Pode me chamar de anjo mau

 

– Vamos, Gabriel, que a assembléia já deve ter começado.

– Sim, vamos logo, Rafael.

E saíram, quase a correr.

No salão, todos se voltaram para a porta principal, ao perceberem a chegada dos retardatários. Os da mesa também reprovaram, com olhos duros, o atraso dos dois congressistas, que sentaram-se nas últimas cadeiras e se puseram a ouvir o orador.

– Estranho! – murmurou Rafael.

– O orador ou o ambiente?

– Tudo. Você não percebeu nada, Gabriel?

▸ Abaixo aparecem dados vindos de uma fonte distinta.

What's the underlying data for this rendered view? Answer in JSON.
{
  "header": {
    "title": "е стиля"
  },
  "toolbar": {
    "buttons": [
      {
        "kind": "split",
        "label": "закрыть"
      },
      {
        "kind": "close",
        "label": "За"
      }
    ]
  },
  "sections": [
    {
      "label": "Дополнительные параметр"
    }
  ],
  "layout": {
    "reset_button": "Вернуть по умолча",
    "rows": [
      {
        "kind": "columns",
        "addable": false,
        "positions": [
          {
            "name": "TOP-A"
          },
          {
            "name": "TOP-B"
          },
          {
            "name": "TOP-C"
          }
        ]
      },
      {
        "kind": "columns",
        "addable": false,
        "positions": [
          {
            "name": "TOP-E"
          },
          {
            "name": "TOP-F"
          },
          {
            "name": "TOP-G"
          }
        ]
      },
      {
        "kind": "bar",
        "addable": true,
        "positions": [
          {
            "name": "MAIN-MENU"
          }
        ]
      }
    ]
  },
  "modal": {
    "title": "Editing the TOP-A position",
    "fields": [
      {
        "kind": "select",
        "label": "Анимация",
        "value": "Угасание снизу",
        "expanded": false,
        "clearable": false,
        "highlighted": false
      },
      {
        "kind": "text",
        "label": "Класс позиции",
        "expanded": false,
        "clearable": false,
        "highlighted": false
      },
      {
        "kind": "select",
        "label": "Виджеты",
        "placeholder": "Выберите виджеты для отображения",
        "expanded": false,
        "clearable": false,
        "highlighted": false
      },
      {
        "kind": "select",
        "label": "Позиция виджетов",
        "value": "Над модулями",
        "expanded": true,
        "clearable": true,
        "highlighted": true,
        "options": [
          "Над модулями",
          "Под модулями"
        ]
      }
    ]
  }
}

Para mim entramos pela porta errada, ou estou ficando louco.

O orador se inflamava, a platéia aplaudia, ficava de pé, enquanto Gabriel e Rafael cochichavam, sentados.

– Se isto não for a assembléia dos anjos maus, dou minha cara a bofete – dizia Rafael.

– Que anjos maus, que nada! Vamos ouvir a fala do orador.

Rafael irritava-se cada vez mais e só faltava gritar. Haviam sido enganados, sim senhor, ludibriados.

– Cala a boca – aconselhava Gabriel.

– Como calar a boca, seu idiota? Não vê a cara de todos, os gestos, as feições dessa gente? Ou está cego? Repare bem: são anjos maus. Sim, são diabos. Não tenho a menor dúvida.

– Que importam as feições, os gestos, as aparências, meu caro Rafael?

– Você se esquece de que o Belo independe dos nossos sentidos. Se analisarmos a fundo uma forma que à primeira vista nos parece bela ou feia, veremos quão débeis somos, quão pobre é nossa percepção. Seremos capazes então de encontrar a Verdade e descobrir o Belo naquilo que nos pareceu Feio, e vice-versa.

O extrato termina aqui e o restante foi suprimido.